Clarke v Abertawe Bro Morgannwg University Health Board: EAT 23 Jan 2019

Practice and Procedure – The Tribunal had lost its notes of an earlier preliminary hearing at which an application to adduce expert medical evidence was refused. The Claimant applied for reconsideration. At a directions hearing, the Tribunal directed the parties to disclose their contemporaneous notes of the earlier hearing. The Tribunal also stated that, ‘If on consideration of those notes it is apparent that my recollection of the Claimant’s own evidence, her cross-examination and the respondent’s witnesses’ answers is materially incorrect then I would consider that to amount to a material fact warranting further consideration of this issue.’ The Claimant was concerned that the Tribunal would use the parties’ notes to ‘backfill’ its own conclusions. The Claimant applied to the Tribunal to provide, from memory, a summary of its material recollection of the earlier hearing before seeing the parties’ notes of evidence (‘the application’).
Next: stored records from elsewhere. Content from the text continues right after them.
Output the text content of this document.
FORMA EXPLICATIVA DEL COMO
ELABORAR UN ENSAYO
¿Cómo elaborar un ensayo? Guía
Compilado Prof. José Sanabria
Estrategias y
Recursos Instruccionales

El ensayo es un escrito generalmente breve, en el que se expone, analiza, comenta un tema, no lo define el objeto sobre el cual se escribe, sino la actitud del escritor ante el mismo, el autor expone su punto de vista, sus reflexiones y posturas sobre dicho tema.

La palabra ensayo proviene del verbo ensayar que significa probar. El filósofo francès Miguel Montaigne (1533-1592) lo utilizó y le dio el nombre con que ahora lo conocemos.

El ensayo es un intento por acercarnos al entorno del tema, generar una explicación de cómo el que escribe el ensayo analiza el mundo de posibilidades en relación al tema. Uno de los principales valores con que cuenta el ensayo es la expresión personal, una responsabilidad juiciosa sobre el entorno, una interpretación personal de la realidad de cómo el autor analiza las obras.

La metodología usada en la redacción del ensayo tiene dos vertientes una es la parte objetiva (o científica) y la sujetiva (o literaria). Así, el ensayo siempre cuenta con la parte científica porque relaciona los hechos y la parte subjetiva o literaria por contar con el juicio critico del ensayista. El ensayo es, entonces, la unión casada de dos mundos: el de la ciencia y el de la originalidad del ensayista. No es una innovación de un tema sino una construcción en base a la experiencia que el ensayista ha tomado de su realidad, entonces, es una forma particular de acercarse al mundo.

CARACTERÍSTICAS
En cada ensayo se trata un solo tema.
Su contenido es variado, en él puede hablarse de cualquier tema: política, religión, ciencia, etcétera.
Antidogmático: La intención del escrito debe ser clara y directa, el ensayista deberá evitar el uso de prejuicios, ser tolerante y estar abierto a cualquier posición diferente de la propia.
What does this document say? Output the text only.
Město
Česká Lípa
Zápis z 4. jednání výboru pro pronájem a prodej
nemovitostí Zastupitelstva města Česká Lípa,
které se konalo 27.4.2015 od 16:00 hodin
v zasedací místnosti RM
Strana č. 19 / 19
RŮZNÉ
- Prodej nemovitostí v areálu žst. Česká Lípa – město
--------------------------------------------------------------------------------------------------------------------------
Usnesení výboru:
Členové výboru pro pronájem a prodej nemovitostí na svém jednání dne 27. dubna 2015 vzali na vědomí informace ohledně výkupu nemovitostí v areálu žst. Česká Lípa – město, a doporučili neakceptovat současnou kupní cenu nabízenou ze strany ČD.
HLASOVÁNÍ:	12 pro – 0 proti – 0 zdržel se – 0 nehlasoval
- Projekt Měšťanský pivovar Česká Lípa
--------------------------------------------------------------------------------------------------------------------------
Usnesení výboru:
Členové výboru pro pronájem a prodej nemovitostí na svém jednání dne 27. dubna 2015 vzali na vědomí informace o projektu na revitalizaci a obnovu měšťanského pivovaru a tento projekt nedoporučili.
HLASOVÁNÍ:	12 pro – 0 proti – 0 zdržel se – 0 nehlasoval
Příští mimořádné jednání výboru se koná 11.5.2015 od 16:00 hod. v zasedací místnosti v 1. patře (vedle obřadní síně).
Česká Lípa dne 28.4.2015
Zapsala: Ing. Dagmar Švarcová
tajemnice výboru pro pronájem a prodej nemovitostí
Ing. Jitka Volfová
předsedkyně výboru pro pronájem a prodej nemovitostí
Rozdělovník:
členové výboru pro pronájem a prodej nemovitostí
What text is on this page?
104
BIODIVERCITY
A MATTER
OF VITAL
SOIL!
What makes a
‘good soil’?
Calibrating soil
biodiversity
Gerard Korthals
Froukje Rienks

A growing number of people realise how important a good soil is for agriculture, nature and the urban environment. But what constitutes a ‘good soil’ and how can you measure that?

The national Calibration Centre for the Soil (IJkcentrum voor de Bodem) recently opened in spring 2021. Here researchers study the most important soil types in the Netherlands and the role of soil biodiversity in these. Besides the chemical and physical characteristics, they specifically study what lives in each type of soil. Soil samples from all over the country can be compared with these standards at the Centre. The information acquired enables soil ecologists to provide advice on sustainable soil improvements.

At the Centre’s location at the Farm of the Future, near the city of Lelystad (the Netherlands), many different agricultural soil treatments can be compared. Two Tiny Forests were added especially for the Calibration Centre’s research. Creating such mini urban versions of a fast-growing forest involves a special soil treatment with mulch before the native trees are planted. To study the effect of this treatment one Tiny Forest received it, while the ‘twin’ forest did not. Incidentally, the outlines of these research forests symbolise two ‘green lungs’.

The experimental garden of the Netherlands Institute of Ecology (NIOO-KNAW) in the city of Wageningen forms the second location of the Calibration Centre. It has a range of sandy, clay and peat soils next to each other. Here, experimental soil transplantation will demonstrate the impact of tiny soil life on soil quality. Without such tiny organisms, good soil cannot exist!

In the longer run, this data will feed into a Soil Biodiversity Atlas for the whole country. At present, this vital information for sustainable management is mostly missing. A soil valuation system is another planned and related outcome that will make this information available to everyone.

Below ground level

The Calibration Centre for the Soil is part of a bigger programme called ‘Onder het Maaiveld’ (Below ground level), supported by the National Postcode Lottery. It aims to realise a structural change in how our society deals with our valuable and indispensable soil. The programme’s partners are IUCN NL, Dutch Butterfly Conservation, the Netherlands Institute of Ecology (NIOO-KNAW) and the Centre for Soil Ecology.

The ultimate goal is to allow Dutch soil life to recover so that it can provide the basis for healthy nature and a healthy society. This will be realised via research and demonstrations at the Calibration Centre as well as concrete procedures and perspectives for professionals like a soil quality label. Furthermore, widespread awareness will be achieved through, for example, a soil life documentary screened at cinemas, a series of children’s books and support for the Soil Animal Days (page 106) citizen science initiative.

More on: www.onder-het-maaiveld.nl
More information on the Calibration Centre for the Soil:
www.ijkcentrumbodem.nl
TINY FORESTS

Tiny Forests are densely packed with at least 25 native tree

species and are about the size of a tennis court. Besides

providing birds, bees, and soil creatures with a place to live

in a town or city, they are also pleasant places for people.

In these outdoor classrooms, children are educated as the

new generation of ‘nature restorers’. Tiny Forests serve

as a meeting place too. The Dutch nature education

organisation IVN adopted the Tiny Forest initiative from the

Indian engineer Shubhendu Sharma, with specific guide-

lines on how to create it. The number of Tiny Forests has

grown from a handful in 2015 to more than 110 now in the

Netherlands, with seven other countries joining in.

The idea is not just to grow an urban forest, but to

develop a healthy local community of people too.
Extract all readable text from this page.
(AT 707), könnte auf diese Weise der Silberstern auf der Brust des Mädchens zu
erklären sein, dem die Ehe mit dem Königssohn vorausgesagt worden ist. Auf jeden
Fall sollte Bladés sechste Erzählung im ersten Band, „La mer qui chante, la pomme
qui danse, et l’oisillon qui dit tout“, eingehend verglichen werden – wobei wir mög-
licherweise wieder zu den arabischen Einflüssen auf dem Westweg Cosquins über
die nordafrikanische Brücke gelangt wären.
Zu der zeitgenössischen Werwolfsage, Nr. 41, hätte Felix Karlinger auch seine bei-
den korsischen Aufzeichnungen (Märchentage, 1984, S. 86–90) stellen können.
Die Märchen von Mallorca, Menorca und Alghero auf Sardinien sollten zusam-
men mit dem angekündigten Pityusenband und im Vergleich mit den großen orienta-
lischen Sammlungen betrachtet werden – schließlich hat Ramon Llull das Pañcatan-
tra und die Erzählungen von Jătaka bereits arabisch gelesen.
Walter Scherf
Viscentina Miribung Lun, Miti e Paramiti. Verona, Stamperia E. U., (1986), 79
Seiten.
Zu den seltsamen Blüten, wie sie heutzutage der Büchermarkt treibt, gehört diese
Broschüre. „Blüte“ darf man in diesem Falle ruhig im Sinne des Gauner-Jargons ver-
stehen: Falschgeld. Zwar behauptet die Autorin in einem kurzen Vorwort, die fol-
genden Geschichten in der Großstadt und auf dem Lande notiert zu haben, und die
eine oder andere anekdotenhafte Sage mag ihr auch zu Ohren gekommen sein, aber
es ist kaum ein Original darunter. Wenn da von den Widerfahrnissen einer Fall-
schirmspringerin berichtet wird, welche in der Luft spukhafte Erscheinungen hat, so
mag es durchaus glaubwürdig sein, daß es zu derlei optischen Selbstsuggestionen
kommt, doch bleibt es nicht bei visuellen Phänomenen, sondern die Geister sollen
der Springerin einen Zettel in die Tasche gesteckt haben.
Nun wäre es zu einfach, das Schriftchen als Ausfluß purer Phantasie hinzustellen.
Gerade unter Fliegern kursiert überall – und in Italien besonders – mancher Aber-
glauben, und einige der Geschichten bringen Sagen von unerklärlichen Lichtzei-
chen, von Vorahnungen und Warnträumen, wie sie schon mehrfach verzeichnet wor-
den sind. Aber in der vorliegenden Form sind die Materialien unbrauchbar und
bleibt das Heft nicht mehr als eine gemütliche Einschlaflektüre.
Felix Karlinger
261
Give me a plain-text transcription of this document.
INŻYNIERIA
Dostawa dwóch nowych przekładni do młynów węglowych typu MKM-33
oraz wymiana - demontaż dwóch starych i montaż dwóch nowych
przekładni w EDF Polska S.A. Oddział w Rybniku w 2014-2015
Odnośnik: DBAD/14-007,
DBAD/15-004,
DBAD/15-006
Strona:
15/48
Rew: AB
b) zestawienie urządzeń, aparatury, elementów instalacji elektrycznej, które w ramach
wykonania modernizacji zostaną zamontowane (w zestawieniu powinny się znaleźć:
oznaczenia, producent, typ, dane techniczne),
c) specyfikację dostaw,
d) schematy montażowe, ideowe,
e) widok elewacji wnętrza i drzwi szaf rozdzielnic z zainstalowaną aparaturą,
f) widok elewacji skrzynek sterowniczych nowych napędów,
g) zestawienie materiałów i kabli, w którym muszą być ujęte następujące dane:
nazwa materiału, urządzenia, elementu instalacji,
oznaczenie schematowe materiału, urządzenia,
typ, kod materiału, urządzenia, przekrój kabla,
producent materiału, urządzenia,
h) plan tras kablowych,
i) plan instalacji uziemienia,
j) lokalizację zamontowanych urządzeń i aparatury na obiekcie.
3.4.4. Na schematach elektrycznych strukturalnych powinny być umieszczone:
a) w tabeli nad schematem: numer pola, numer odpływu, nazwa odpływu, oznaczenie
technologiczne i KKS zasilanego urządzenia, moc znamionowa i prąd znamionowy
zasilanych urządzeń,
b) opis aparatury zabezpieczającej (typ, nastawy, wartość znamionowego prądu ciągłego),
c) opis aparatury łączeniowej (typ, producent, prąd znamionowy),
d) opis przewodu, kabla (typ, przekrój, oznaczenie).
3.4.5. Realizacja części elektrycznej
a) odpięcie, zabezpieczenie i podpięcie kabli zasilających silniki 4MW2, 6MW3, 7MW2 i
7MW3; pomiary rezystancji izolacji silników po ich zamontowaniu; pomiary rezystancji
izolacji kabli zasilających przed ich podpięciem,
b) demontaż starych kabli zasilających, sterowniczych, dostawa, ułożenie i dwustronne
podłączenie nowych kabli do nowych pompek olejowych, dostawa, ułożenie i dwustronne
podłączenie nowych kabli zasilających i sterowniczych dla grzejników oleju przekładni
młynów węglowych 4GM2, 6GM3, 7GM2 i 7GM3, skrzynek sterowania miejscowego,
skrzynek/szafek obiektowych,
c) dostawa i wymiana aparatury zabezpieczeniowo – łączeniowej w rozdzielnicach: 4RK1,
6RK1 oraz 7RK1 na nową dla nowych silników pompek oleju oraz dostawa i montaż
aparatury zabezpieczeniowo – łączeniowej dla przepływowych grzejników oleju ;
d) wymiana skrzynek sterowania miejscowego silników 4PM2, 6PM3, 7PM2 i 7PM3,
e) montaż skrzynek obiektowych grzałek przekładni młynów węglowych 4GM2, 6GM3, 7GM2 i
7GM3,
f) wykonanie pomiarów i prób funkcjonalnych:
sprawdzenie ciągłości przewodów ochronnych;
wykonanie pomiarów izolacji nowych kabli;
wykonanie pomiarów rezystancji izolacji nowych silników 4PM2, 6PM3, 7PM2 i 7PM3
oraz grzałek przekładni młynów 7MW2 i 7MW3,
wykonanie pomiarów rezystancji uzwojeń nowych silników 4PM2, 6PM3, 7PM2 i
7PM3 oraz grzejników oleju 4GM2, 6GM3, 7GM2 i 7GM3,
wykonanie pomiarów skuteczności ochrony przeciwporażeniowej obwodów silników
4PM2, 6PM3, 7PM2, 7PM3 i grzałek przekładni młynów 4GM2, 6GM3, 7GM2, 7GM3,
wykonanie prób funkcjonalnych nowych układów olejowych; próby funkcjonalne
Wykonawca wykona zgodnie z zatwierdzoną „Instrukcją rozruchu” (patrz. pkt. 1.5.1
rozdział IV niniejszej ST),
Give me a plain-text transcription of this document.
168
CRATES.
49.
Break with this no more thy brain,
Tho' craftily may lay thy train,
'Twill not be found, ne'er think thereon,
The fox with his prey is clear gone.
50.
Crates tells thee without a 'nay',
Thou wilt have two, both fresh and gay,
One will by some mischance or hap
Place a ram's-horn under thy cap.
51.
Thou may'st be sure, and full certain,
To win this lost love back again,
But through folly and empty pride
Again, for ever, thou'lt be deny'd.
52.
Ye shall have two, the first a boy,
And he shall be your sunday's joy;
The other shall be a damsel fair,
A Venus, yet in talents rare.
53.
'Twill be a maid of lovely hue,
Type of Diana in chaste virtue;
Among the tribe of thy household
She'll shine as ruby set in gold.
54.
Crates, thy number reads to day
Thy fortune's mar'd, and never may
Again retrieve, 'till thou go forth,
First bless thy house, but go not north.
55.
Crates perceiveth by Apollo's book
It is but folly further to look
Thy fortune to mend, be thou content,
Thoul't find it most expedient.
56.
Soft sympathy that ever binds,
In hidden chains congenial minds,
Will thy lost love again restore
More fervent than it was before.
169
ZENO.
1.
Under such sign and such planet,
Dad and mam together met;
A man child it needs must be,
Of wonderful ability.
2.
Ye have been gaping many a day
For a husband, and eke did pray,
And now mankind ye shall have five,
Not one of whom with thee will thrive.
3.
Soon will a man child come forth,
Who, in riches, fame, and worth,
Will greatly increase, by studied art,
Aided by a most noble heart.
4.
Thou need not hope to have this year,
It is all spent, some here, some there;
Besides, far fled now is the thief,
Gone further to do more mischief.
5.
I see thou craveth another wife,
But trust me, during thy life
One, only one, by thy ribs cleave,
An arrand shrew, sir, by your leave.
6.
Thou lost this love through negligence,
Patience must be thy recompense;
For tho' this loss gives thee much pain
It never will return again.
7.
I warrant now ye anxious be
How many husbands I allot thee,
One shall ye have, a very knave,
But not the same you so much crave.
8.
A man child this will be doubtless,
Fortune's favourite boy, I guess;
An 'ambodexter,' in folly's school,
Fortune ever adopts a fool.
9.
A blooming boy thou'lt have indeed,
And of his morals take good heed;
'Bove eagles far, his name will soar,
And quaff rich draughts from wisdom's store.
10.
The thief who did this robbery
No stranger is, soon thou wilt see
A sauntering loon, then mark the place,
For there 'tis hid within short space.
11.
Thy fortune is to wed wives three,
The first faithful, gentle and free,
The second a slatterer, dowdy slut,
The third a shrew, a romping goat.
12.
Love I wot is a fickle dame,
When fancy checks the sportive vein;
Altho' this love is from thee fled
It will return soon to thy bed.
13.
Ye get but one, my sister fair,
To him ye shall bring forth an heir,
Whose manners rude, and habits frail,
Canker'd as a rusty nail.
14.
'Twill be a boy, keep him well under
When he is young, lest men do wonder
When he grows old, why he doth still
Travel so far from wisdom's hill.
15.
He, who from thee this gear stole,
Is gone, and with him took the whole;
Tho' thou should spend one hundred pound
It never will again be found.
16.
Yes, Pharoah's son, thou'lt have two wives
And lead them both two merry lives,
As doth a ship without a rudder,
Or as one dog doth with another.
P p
The Tribunal refused the application, noting that the parties had consented to the provision of their notes and that there had not been any material change in circumstances such as to warrant varying its order. The Claimant appealed against the Tribunal’s decision to refuse the application on the grounds that there had been a material change in circumstances – namely the Tribunal’s proposed course of action in relation to the notes – and that the proposed course was unfair and would be perceived as such.
Held: The appeal was dismissed. The Tribunal’s proposed course of action did not amount to a material change in circumstances. The parties were aware at the time of the order to produce their notes that the Tribunal’s notes were unavailable and that the Judge would be reading the parties’ notes. The possibility that the Judge would, having seen those notes, compare them against his own recollection was evident from the outset. The Tribunal’s proposal was not unfair. In the unusual circumstances of this case, whereby the Tribunal had lost its notes, there was nothing to suggest that by referring to the parties’ notes, the Tribunal would be doing anything other than refreshing its memory. It is unlikely that the Tribunal intended to rely upon the notes in order to ‘backfill’ its conclusions as alleged, or to come up with material not recorded elsewhere, and there was nothing to suggest that that was its intention. Furthermore, if the Tribunal did seek to rely on matters wholly unsupported by any evidence, then that would probably give rise to a separate ground of appeal in any event.